PSL clubs can return to training. No matches though

Sports, Arts and Culture Minister: Nathi Mthethwa. Picture: Ntswe Mokoena
Sports, Arts and Culture Minister: Nathi Mthethwa. Picture: Ntswe Mokoena

Minister gives green light, but says no matches will be played under level 3.

There’s hope, football lovers! This coming week, the nation may finally know when South Africa’s stalled soccer season will resume.

The PSL is hoping to restart and finish its programme in July, according to a highly placed source.

At least, this is what the PSL will be pushing for when the league’s joint liaison committee meets tomorrow. The meeting is set to address a report compiled by a task team of the committee – a document that will then be presented to government for consideration.

Yesterday, as the country prepared for level 3 lockdown, which starts tomorrow, Sport, Arts and Culture Minister Nathi Mthethwa gave the PSL some hope that the 2019/20 season would be concluded.

In providing clarity on what government’s risk-adjusted level 3 lockdown regulations mean for the country’s sporting community, Mthethwa said non-contact and contact sports could resume training.

However, he reiterated that contact sports remained prohibited, while non-contact professional codes have been given the green light to resume without spectators under level 3.

“Level 3 is about training and preparations. All sporting, arts, cultural or religious events are prohibited, except religious gatherings [of not more than 50 people] and professional non-contact sporting events for the purpose of preparations for major sporting events. We are following a staggered approach in reopening sports,” said Mthethwa.

As for when contact sports would resume, he said this would depend on the evolution of the virus. He also warned that the latest updates were “draft directions and, even if they are gazetted, you [sport federations of non-contact codes] still have to make your case before the minister”.

As things stand, Safa and the PSL are engaged in marathon meetings in which they are discussing the safety and health protocols.

Read: PSL and Safa form task team to boost bid to restart domestic football

Safa said Mthethwa’s clarification on the feasibility of resuming contact sports would be helpful when the joint liaison committee met tomorrow.

“We welcome the fact that athletes can start training under strict and specific conditions. Furthermore, there are requirements for the thorough monitoring of all athletes to ensure full compliance.

“It is also clear from the minister’s briefing that contact sports such as football and rugby cannot resume competitively under alert level 3,” said Safa acting chief executive Tebogo Motlanthe yesterday.

“Safa welcomes the continued engagements, and is mindful of the negative financial impact Covid-19 has had on sport in general. Football, rugby and cricket are among the major sporting codes that have been heavily impacted on by the pandemic,” said Motlanthe.

Despite holding a series of meetings since the indefinite postponement of its programmes in March, the PSL has not given many updates regarding its efforts to finish the 2019/20 season.

However, City Press can confirm that the PSL called an urgent executive committee meeting for Tuesday.

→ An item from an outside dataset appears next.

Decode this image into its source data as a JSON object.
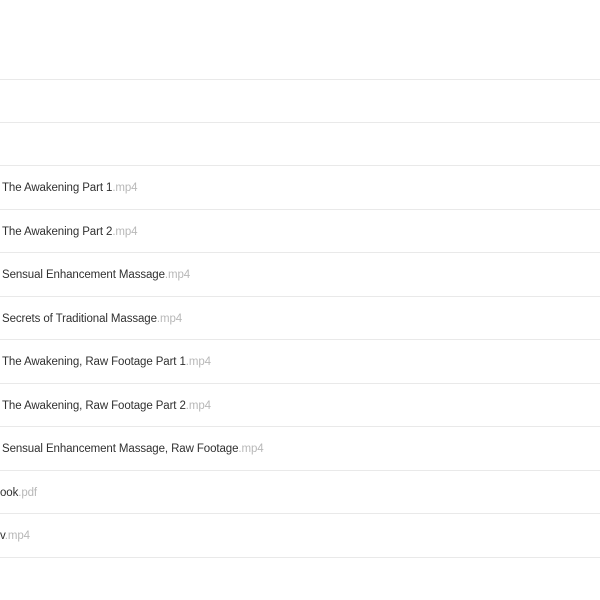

In a letter addressed to all member clubs on Friday, the league said it would inform its affiliates about the way forward after the meeting.

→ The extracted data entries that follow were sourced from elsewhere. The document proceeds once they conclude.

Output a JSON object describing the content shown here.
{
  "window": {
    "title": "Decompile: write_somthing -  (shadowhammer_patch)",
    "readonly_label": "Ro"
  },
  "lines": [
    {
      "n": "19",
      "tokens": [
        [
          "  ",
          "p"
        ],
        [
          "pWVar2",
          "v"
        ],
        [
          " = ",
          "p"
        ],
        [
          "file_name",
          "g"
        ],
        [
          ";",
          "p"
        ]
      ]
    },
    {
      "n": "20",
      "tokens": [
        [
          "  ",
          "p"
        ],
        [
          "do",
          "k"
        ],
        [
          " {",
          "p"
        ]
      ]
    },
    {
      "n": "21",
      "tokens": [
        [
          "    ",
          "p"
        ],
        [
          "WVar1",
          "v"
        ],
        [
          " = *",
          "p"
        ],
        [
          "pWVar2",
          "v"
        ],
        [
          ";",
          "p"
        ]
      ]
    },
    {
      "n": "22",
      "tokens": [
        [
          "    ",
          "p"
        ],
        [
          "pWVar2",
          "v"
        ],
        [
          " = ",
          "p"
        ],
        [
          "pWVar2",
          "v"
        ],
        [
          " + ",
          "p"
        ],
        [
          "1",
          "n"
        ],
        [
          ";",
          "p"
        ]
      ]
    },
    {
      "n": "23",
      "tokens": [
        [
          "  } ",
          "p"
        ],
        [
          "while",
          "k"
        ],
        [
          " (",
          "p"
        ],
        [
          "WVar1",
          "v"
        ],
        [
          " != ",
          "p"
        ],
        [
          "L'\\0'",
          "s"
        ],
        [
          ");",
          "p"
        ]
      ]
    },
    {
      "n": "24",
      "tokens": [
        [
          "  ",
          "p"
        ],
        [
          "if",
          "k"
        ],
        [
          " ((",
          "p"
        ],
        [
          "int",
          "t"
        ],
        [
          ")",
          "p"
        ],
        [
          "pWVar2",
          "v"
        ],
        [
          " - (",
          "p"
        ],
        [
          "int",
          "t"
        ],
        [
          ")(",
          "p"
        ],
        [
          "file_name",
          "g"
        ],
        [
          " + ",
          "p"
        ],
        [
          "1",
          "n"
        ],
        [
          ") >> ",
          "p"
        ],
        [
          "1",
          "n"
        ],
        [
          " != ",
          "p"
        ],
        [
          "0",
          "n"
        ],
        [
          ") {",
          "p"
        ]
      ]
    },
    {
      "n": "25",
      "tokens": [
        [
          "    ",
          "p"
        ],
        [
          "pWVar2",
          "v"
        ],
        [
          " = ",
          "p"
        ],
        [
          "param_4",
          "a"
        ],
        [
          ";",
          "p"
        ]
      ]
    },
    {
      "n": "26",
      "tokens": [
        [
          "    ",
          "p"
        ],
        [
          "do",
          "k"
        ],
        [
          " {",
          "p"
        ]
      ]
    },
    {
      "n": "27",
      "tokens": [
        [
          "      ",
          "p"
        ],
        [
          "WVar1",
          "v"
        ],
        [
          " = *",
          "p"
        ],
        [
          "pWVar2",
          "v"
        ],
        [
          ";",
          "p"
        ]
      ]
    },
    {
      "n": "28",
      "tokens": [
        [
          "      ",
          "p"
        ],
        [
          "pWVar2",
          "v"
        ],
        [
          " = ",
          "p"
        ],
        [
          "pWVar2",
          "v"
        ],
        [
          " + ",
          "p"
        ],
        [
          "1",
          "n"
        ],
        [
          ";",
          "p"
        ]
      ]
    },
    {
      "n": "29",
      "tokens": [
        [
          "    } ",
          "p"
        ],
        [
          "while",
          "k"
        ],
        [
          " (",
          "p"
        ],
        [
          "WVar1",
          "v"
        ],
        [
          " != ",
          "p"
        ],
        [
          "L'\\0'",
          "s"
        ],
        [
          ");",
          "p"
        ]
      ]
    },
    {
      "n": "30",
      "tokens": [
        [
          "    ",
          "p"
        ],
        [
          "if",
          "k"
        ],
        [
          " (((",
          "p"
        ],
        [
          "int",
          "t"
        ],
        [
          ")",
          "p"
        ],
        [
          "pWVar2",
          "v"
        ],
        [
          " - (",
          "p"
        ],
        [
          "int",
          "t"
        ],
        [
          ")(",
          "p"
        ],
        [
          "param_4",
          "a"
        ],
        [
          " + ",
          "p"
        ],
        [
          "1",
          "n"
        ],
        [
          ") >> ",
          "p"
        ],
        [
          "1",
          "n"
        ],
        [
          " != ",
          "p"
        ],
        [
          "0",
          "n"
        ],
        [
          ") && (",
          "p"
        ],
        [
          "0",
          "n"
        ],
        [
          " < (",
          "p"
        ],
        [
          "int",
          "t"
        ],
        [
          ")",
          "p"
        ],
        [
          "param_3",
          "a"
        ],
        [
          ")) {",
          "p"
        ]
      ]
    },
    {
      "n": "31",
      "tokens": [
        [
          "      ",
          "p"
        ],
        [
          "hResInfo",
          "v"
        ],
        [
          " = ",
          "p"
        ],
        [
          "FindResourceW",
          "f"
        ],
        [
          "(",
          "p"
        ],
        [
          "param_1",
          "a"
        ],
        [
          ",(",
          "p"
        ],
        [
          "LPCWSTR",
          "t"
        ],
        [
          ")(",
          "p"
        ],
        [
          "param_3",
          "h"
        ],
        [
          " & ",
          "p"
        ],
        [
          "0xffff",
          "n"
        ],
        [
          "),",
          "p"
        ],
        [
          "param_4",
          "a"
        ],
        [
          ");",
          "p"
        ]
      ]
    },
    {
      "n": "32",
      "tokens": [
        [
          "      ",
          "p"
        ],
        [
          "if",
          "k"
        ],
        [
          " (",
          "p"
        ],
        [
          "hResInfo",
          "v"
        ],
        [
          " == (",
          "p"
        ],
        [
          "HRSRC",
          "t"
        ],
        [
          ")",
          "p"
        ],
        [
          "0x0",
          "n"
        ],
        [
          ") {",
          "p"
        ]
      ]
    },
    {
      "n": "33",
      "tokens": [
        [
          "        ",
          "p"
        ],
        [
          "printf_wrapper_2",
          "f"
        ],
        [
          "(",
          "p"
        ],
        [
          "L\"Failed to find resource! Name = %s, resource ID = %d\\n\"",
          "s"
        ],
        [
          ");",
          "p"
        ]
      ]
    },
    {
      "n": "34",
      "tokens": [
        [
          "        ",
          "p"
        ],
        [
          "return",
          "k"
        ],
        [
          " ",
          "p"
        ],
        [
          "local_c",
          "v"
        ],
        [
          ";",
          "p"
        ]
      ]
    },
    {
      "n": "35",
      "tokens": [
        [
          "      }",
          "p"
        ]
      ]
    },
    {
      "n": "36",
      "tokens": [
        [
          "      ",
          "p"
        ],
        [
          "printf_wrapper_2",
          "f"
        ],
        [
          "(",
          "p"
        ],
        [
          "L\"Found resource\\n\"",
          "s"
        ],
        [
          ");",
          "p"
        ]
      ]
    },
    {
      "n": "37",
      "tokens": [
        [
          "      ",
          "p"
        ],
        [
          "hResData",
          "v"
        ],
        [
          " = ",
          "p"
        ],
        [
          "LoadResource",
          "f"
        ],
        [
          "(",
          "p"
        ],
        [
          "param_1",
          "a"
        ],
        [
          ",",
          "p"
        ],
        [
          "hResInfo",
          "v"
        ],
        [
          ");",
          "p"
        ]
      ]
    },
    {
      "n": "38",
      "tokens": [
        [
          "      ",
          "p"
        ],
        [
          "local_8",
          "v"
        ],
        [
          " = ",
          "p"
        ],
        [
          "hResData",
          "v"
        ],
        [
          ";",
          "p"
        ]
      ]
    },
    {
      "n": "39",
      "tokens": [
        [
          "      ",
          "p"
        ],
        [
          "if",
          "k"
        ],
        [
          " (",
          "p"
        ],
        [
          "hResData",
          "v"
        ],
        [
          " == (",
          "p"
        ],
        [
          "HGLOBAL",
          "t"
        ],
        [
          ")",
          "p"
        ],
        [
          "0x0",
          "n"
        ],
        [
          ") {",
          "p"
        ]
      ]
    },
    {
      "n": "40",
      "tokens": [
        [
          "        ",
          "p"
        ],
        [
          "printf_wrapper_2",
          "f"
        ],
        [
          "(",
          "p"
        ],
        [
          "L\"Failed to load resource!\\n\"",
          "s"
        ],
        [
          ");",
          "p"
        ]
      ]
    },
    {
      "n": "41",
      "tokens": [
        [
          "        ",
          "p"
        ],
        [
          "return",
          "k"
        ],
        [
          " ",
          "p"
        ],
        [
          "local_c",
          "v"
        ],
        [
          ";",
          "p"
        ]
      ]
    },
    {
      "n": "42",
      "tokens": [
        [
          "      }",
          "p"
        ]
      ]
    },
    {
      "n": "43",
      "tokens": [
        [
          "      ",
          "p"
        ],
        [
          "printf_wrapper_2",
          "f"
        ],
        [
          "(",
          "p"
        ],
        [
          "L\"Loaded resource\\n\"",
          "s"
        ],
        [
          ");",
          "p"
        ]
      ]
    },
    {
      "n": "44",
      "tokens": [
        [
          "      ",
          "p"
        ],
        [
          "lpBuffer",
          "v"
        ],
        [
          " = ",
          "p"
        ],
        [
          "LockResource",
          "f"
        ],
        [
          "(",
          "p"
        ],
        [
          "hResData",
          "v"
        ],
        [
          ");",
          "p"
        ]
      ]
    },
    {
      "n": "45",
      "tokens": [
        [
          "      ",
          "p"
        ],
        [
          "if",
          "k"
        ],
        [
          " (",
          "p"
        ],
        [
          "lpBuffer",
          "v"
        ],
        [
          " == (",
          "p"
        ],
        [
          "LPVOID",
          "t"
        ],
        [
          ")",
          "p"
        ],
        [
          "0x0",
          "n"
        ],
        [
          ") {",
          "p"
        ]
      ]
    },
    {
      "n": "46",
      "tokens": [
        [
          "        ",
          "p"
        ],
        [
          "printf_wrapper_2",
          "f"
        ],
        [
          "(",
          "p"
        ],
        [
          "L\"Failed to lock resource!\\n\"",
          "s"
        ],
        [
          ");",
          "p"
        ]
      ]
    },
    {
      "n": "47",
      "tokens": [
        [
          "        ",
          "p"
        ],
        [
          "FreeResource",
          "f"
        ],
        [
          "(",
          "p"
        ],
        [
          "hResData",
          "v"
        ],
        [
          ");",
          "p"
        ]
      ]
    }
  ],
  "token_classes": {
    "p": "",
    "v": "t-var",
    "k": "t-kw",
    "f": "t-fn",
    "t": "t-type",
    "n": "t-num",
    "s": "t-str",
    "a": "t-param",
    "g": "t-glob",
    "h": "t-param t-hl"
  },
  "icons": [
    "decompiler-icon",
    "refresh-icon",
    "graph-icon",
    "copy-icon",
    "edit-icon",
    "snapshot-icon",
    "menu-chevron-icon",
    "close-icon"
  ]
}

The PSL executive committee met on Thursday, but did not finish its business because it’s waiting for the outcome of the joint liaison committee meeting tomorrow.

In the letter sent to clubs on Friday, PSL acting chief executive officer Mato Madlala pleaded with the clubs to be patient and not rush to uninformed conclusions.

“It is crucial that we all act responsibly at this time, that we support the efforts of government and that none of us seeks to place our own interpretations on what is or is not permitted under the new regulations until we have clarity,” he wrote.

“You will be provided with a full and detailed report after the executive committee [meeting] on Tuesday. Pending that, please ensure that no participant in professional football acts any differently to that which has applied under the regulations, nor gives any comment or acts in a fashion that could prejudice our sport.”

As part of its comprehensive plan, the PSL has hinted at a tournament format that could see all 32 clubs – Premiership and NFD – converge in a camp. This would ensure that teams are put under strict quarantine until they finish the remaining games without spectators.

Read: PSL mulls over tournament style to resume play

According to the source, the league wanted to use venues in Gauteng and North West to conclude the season.

“The idea is to make sure there’s enough accommodation for all the clubs. For now, we are looking at the Royal Bafokeng, Moruleng and Olympia Park stadiums in Rustenburg, and maybe Lucas Moripe Stadium in Atteridgeville, Pretoria, as match venues,” said the insider.

The Premiership has 54 games remaining to conclude the current campaign, while the second-tier sides are left with six games each – which translates into 48 fixtures.

There are also three Nedbank Cup games – two semifinals and the final – as well as six promotional/relegation play-offs remaining on the PSL calendar, which would have already been concluded if not for the pandemic.

The new season traditionally kicks off in August.